Minggu, 22 Juni 2008

Upacara Mattompang Arajang di Bone (2)

BISSU pada zaman dahulu adalah kelompok kaum yang sangat dihormati. Saking dihormatinya, maka pada masa pra Islam, mereka dipercaya untuk memimpin upacara-upacara yang bersifat religius. Sisa-sisa kharisma para Bissu tersebut, masih terlihat pada pelaksanaan prosesi "mattompang".
Prosesi "mattompang arajang" adalah upacara adat yang sakral dengan mensucikan benda-benda pusaka kerajaan Bone. Prosesi tersebut biasa juga disebut dengan "mappepaccing arajang" atau dikenal pula dengan istilah pangadereng "dilangiri".
Pada zaman dahulu, "mappepaccing arajang" atau "mattompang" dilaksanakan oleh para Bissu atas restu Raja Bone atau Mangkau di dalam ruangan tempat penyimpanan "arajang" tersebut. Para Bissu dianggap mengetahui serta mampu berhubungan dengan kegaiban yang menyertai arajang atau benda pusaka tersebut. Oleh karena itu, secara religius, hanya para Bissulah yang dianggap mampu dan kapabel untuk menggerakkan dan memindahkan arajang (benda pusaka) dari tempatnya semula.
Adapun tahapan pelaksanaan "mattompang" atau "mappepaccing arajang" antara lain, "Mappaota", dimana seorang pemangku adat mempersembahkan daun sirih yang diletakkan dalam cawan kepada Sang Raja atau Pemimpin Bone, sebagai tanda penghormatan sekaligus laporan bahwa upacara adat mattompang akan segera dimulai.
Selanjutnya, dengan diiringi beberapa Bissu, Puang Matowa (seorang Bissu yang dituakan), mempersembahkan sekapur sirih (ota) di depan "arajang" sebagai ungkapan penghormatan dan ijin kepada hal-hal gaib yang menyertai benda pusaka tersebut untuk dibersihkan.

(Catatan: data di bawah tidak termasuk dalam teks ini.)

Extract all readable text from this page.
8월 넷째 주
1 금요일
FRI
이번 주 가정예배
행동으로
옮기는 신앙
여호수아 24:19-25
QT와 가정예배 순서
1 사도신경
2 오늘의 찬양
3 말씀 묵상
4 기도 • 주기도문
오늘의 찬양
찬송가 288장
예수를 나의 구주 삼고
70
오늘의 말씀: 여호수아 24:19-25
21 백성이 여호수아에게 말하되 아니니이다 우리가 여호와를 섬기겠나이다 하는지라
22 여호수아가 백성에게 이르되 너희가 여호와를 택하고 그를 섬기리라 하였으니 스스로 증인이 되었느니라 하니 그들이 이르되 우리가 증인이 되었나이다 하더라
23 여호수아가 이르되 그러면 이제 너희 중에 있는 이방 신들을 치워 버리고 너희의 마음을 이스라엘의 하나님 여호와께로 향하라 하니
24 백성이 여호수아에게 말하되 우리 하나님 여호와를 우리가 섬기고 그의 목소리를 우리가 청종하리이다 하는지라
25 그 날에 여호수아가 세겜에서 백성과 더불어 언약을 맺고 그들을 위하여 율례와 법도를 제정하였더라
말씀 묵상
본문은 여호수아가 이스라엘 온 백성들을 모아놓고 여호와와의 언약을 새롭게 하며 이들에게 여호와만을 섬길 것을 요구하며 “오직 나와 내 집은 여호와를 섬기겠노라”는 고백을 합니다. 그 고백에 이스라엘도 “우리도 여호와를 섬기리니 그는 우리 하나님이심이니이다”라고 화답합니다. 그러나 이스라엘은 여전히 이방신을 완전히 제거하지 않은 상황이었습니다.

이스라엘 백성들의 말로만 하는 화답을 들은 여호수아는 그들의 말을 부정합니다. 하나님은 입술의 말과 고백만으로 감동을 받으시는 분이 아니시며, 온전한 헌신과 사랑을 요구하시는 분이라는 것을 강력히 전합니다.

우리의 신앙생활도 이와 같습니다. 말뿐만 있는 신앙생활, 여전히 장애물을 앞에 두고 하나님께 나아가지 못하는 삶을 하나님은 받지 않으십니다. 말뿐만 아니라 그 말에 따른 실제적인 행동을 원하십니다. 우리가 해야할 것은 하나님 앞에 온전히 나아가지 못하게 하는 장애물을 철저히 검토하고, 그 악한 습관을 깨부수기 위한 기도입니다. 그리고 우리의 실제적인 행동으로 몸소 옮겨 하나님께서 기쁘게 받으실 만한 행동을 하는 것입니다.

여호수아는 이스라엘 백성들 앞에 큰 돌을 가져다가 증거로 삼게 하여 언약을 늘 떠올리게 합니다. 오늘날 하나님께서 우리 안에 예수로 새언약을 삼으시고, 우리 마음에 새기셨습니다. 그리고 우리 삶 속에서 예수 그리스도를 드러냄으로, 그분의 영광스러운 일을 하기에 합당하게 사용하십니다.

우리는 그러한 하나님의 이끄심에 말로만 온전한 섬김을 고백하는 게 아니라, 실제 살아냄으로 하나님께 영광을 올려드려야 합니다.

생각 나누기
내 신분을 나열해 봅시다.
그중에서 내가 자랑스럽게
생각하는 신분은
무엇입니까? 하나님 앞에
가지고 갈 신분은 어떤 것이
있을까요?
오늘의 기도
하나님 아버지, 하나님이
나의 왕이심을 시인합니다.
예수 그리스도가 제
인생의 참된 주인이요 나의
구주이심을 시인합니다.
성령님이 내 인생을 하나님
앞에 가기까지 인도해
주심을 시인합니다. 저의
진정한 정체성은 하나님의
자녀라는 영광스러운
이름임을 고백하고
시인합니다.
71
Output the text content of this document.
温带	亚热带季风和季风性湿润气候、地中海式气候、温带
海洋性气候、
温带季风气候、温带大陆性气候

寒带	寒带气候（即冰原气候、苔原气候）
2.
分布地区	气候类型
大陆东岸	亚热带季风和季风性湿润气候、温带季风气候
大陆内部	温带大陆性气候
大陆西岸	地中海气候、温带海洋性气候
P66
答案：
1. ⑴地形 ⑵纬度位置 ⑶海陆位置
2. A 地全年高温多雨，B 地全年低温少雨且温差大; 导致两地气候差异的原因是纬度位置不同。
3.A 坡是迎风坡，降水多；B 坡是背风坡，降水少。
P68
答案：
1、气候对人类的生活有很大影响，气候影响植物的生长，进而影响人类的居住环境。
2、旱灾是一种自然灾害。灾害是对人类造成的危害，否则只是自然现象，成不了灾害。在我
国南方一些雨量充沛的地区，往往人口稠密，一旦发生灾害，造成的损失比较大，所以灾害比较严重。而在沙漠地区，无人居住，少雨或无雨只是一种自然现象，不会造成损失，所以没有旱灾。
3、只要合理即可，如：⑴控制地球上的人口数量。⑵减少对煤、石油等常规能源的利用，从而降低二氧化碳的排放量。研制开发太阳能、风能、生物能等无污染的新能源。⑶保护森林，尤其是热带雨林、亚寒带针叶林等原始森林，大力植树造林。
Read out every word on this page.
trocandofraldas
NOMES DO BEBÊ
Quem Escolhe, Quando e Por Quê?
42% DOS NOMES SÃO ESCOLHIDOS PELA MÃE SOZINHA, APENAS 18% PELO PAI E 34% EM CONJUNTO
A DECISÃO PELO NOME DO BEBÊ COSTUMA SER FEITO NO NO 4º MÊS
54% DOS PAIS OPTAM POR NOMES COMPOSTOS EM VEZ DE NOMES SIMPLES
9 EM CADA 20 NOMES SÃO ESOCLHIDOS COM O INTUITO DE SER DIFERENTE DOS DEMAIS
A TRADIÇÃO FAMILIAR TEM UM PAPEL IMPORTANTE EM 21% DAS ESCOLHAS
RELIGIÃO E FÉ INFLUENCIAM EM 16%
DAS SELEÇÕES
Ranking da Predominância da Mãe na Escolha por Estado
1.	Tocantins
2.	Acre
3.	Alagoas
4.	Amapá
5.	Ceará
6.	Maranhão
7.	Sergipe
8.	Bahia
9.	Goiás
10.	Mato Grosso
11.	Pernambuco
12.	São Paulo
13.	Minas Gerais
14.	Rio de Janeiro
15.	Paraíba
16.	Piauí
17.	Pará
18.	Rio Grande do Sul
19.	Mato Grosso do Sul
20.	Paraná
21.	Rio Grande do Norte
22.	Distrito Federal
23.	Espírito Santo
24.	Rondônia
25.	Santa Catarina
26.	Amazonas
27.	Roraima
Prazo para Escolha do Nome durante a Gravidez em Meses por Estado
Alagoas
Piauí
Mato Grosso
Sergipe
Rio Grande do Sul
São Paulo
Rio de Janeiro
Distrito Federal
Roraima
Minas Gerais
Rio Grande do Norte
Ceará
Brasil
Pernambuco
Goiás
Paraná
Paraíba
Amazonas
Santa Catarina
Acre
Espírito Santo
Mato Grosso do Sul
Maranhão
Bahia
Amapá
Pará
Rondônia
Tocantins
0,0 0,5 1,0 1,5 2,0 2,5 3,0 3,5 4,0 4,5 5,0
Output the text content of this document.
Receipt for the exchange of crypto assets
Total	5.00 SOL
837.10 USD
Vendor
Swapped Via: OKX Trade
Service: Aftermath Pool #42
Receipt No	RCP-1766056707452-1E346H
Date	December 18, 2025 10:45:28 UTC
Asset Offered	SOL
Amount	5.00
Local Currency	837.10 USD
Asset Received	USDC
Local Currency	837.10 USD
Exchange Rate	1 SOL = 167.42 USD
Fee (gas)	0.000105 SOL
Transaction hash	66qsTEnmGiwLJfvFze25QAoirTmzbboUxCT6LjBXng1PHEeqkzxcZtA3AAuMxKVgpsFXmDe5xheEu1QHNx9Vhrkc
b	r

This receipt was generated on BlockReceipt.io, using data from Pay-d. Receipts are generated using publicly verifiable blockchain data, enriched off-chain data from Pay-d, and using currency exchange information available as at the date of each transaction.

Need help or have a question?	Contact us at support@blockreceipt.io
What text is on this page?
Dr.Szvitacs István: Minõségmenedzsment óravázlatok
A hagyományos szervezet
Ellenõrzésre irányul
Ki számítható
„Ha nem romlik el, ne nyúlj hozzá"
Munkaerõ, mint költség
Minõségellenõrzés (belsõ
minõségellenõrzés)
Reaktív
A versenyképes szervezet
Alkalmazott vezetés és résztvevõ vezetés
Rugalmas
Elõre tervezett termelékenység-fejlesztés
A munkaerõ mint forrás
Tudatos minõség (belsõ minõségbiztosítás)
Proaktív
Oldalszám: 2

Selanjutnya Puang Matowa, mengeluarkan "arajang" dari tempatnya dengan diiringi seperangkat bunyi-bunyian yang terdiri dari gendang, gong, dan anak beccing. Sementara beberapa Bissu pengiring melakukan "sere alusu" (tarian), selama proses pemindahan "arajang" dari tempatnya ke nampang berlapis berlapis kain emas yang disiapkan.
Puang Matowa kemudian membawa benda-benda pusaka tersebut ke tempat penyucian dengan diiringi "genrang bali sumange". Dalam perjalanan ke tempat penyucian, para pembawa arajang dipayungi dengan "pajumpulaweng" (payung emas), dan menapakkan kaki pada kain putih yang dibentangkan dari tempat penyimpanan "arajang" hingga di tempat penyucian.
Sampai di "attompang" atau tempat pelaksanaan "mattompang", Puang Matowa kemudian menyerahkan beberapa "arajang" yang berupa keris tersebut kepada Raja atau Pemimpin Bone, untuk dikeluarkan dari sarungnya. Kemudian Puang Matowa membawa keris yang tak bersarung tersebut ke "panre" atau "pattompang" (orang yang melaksanakan penyucian) untuk disucikan.
Selama prosesi penyucian, "genrang bali sumange" kembali mengalun pelan yang mengiringi "sere alusu".